Court Opinion

ID: 9569376
Source: CourtListenerOpinion
Date Created: 2023-08-21 20:13:14.509122+00
Date Added: 2024-06-11T11:53:09.002730
License: Public Domain

Blackburn, Judge,
concurring specially.
Although I generally concur with the majority opinion that summary judgment for the defendant was improper, some additional comments may be appropriate.
In this case, the defendant’s superior knowledge of the hazard in question actually appears to be unrefuted. Specifically, after the plaintiff fell, the attendant on duty admitted knowing that an earlier customer had spilled kerosene where the water hose was, and that the combination of kerosene and water was like “wet ice.” Further, although she feared that somebody would slip and fall on the mixture, she did not have time to clean it up. Compared to that attendant’s informed knowledge of the particularly slippery substance, and fear of the specific danger it presented to the station’s patrons, was the plaintiff’s awareness of a wet spot that looked “oily.”
In Flood v. Camp Oil Co., 201 Ga. App. 451 (411 SE2d 348) (1991), where the attendant’s constructive knowledge of the mixture of diesel fuel and rain water on the pavement was compared to the plaintiff’s awareness of wet pavement due to the rain, this court found that a jury question existed as to whether the plaintiff’s knowledge of the hazard was equal to or greater than the defendant’s. Flood is so similar to the instant case as to be indistinguishable.

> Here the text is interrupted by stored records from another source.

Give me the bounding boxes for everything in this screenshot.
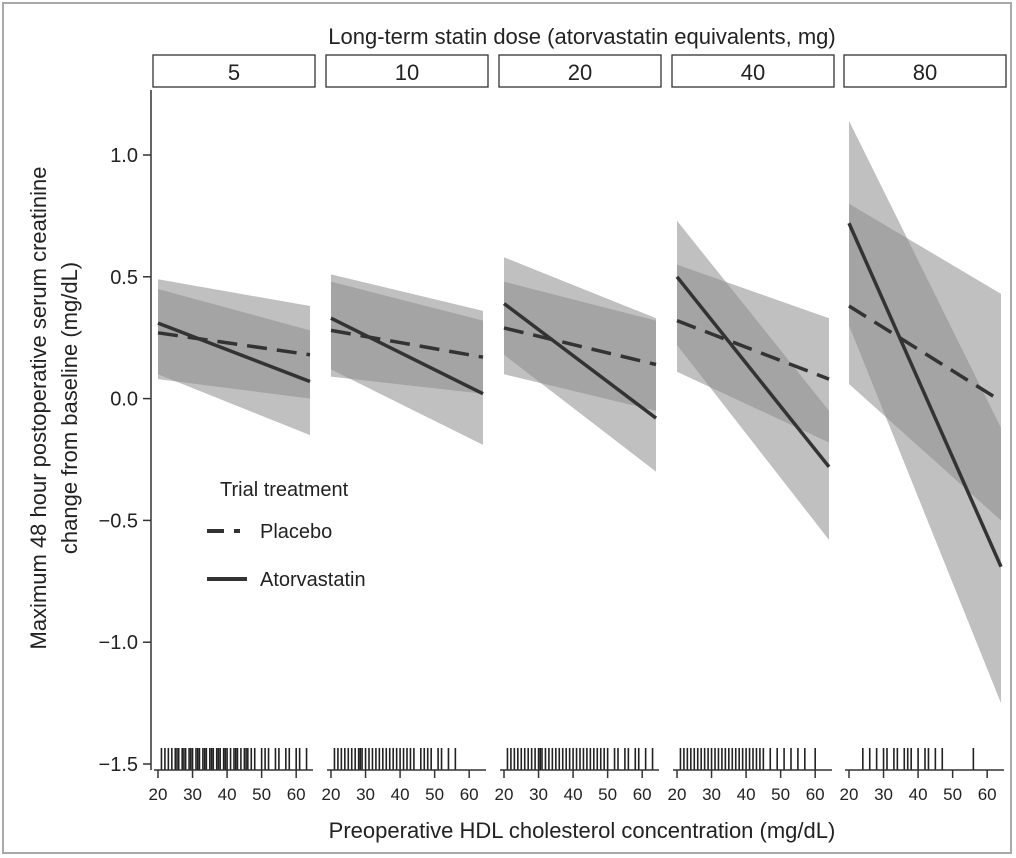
facet-strips: 5 10 20 40 80 [152,54,1007,88]
legend-atorvastatin-label: Atorvastatin [260,569,366,591]
x-tick-label: 40 [391,785,410,804]
x-axis-title: Preoperative HDL cholesterol concentrati… [329,818,836,843]
facet-title: Long-term statin dose (atorvastatin equi… [328,24,835,49]
atorvastatin-line-dose-5 [157,321,311,384]
x-tick-label: 60 [287,785,306,804]
facet-strip-40 [671,54,835,88]
x-tick-label: 30 [702,785,721,804]
x-tick-label: 50 [425,785,444,804]
x-axis-dose-20: 20 30 40 50 60 [495,769,659,804]
placebo-line-dose-10 [330,328,484,359]
atorvastatin-ci-band-dose-10 [331,274,483,445]
x-tick-label: 60 [978,785,997,804]
x-tick-label: 20 [840,785,859,804]
atorvastatin-ci-band-dose-20 [504,257,656,472]
x-axis-dose-5: 20 30 40 50 60 [149,769,313,804]
facet-label-80: 80 [913,60,937,85]
y-tick-label: 1.0 [110,145,138,167]
x-tick-label: 40 [218,785,237,804]
y-tick-label: −1.0 [99,632,138,654]
panel-dose-80 [847,120,1003,770]
atorvastatin-ci-band-dose-40 [677,220,829,540]
legend: Trial treatment Placebo Atorvastatin [207,479,366,591]
y-tick-label: −1.5 [99,754,138,776]
panel-dose-10 [330,274,484,770]
y-axis: 1.0 0.5 0.0 −0.5 −1.0 −1.5 [99,90,152,776]
atorvastatin-ci-band-dose-5 [158,279,310,436]
panel-dose-5 [157,279,311,770]
panel-dose-20 [502,257,658,770]
panel-dose-40 [675,220,831,770]
x-tick-label: 40 [909,785,928,804]
atorvastatin-line-dose-20 [502,302,658,420]
x-tick-label: 20 [668,785,687,804]
x-axes: 20 30 40 50 60 20 30 40 50 60 20 30 40 50 60 20 30 40 50 60… [149,769,1004,804]
facet-label-5: 5 [228,60,240,85]
x-axis-dose-10: 20 30 40 50 60 [322,769,486,804]
y-axis-title-line-1: Maximum 48 hour postoperative serum crea… [26,166,51,649]
x-tick-label: 50 [771,785,790,804]
facet-strip-10 [325,54,489,88]
legend-title: Trial treatment [220,479,349,501]
facet-label-20: 20 [568,60,592,85]
y-tick-label: 0.0 [110,389,138,411]
x-tick-label: 20 [322,785,341,804]
facet-strip-80 [843,54,1007,88]
x-axis-dose-80: 20 30 40 50 60 [840,769,1004,804]
placebo-line-dose-5 [157,331,311,357]
placebo-line-dose-20 [503,326,657,367]
x-tick-label: 20 [149,785,168,804]
x-tick-label: 30 [529,785,548,804]
x-tick-label: 30 [874,785,893,804]
x-tick-label: 60 [460,785,479,804]
atorvastatin-line-dose-80 [847,222,1003,568]
facet-strip-5 [152,54,316,88]
facet-label-10: 10 [395,60,419,85]
x-tick-label: 30 [183,785,202,804]
x-tick-label: 40 [564,785,583,804]
y-tick-label: 0.5 [110,267,138,289]
placebo-line-dose-40 [676,319,830,381]
x-tick-label: 50 [598,785,617,804]
x-tick-label: 60 [806,785,825,804]
x-tick-label: 60 [633,785,652,804]
legend-placebo-label: Placebo [260,521,332,543]
facet-label-40: 40 [741,60,765,85]
x-tick-label: 50 [252,785,271,804]
y-axis-title-line-2: change from baseline (mg/dL) [57,262,82,554]
y-tick-label: −0.5 [99,510,138,532]
atorvastatin-line-dose-10 [330,316,484,396]
plot-panels [157,120,1003,770]
x-axis-dose-40: 20 30 40 50 60 [668,769,832,804]
x-tick-label: 50 [943,785,962,804]
atorvastatin-ci-band-dose-80 [849,120,1001,704]
x-tick-label: 20 [495,785,514,804]
x-tick-label: 30 [356,785,375,804]
atorvastatin-line-dose-40 [675,275,831,468]
x-tick-label: 40 [737,785,756,804]
facet-strip-20 [498,54,662,88]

In my view, the attendant’s specific knowledge of the especially *746slippery mixture of kerosene and water on the pavement near the fuel pumps, her awareness of the risk it presented to customers, along with her deliberately subjecting patrons to that risk by not taking the time to clean up the substance, comes close to the “clear and convincing evidence” of an entire want of care that raises a presumption of conscious indifference to consequences sufficient to authorize imposition of punitive damages under OCGA § 51-12-5.1. At the minimum, however, when compared to the plaintiff’s knowledge in this case, it certainly cannot be said as a matter of law to be equal to or less than the plaintiff’s knowledge of the hazard. For that reason, summary judgment for the defendant was improper.
I am authorized to state that Presiding Judge McMurray joins in this special concurrence.